An allegory is an extended metaphor in which the characters and/or events are symbols representing other events, ideas, or people.
While a typical parable is told in order to teach one important matter, an allegory teaches numerous hidden truths throughout the story. It is a beautiful way of explaining spiritual matters and difficult concepts in easily understood terms and in a relatable context.
Interpreting allegory is not the same as allegorical interpretation. The former refers to a type of literature and the latter refers to a type of interpretation. Allegorical interpretation, also called allegorizing, treats a text as an allegory even though it isn’t one. This renders the historical meaning of the Bible and what the author intended meaningless and results in the interpreter reading his or her own ideas into the Scripture.
People want to get at the broader theological realities and spiritual truths expressed in biblical allegory, but they are going about it the wrong way when they allegorize Scripture.
The first step in interpreting Scripture is determining the type of writing we are dealing with. Each type has its own guidelines for interpretation.

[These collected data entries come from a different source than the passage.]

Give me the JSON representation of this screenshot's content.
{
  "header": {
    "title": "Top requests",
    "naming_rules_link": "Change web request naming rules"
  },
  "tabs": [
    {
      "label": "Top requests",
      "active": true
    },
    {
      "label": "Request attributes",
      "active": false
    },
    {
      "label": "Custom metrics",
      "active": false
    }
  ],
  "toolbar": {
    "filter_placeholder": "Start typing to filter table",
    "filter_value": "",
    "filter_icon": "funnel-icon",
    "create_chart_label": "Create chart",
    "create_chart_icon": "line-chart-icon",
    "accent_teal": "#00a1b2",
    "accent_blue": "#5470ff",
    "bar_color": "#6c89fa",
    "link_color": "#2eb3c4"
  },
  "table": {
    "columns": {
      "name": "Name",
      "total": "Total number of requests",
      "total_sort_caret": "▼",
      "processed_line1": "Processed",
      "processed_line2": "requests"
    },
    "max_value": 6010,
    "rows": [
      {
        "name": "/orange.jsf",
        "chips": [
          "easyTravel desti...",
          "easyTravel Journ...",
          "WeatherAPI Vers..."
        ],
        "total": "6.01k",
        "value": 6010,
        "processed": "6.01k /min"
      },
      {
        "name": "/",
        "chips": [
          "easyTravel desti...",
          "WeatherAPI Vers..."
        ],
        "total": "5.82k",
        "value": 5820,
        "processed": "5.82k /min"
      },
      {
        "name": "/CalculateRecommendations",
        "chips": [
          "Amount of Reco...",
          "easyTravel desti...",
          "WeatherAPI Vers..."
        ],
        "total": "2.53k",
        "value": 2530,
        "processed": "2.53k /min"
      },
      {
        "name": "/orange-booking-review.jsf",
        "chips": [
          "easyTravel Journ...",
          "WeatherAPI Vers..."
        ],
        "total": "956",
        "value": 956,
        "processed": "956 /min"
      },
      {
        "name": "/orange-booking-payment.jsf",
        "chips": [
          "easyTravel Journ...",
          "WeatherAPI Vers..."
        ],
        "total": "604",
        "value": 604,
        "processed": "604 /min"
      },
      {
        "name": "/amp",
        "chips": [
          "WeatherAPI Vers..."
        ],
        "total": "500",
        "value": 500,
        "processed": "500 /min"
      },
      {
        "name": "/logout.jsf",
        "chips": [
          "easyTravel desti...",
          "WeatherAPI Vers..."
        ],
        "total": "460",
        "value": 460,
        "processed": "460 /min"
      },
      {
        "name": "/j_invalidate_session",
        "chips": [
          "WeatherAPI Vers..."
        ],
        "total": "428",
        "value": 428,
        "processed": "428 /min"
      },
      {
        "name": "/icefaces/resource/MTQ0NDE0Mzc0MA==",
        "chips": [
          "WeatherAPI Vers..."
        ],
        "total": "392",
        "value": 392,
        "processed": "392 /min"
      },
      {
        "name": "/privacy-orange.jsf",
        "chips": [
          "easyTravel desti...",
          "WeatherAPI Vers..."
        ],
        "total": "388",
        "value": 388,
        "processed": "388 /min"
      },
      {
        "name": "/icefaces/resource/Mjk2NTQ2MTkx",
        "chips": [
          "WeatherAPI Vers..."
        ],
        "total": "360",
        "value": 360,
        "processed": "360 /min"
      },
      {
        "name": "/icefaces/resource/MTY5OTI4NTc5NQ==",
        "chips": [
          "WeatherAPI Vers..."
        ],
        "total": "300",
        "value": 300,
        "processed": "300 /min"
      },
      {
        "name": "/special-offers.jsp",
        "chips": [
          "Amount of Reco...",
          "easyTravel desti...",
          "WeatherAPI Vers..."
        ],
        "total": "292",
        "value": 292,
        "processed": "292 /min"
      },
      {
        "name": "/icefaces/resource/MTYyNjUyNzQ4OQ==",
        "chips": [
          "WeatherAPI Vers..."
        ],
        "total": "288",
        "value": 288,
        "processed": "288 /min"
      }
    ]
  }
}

In this instance, once we know we are dealing with an allegory then we must apply the rules for interpreting allegory.
How can we tell if we are dealing with an allegory?
- There is something in the text or in the cultural background of the original readers that indicates allegory
- There are at least two stories—one presented in the straightforward reading of the surface story and one in the way the writer intends the reader to interpret the surface story
- Words are used figuratively to make direct comparisons with a plurality of main verbs and mixture of tenses
- There are several points of comparison, such as in John 10 where the gate and the good shepherd represent Christ
- The story blends factual experience with non-factual experience to emphasize spiritual truths
- There may be an accompanying explanation
Since allegory is essentially an extended metaphor, the same general rules that apply to interpreting metaphors and parables will apply to allegories. We must guard against trying to find minute analogies and hidden meanings in all the details of the imagery.
All Scripture, including allegories, must first be considered in the grammatical and historical context in which it was written and based in what the original author intended.
Even though an allegory uses figurative language we must still interpret the Bible literally. This means reading the Bible in its grammatical and historical context and according to the intent of its authors and the literary conventions of the particular literary style being used, in this case, allegory. Once we determine those we are able to build a “theological bridge” to the rest of the Scripture, the finished work of Christ on the cross, and the application for today.
To interpret an allegory we should:
- Determine who were the original hearers and the context, occasion, and circumstances
- Determine the main thought intended and why the allegory was told
- Search out the basic points of comparison in reference to the main thought. In some cases they will be explicit as when Jesus said, “I am the true grapevine, and my Father is the gardener” (John 15:1)
- Observe the application and accompanying explanation if there is one
- Ask the question “What are the timeless principles?” to build a bridge from when the passage was written to today
While the specifics of an allegory may only apply to the particular situation of the biblical audience, the timeless theological principles revealed in it are applicable to all of God’s people at all times. Therefore, timeless theological principles have meaning and application both to the ancient biblical audience and to Christians today. So while we rightly downplay allegorizing as defined above, let’s not shy away from reading and analyzing passages in the Bible that are allegories.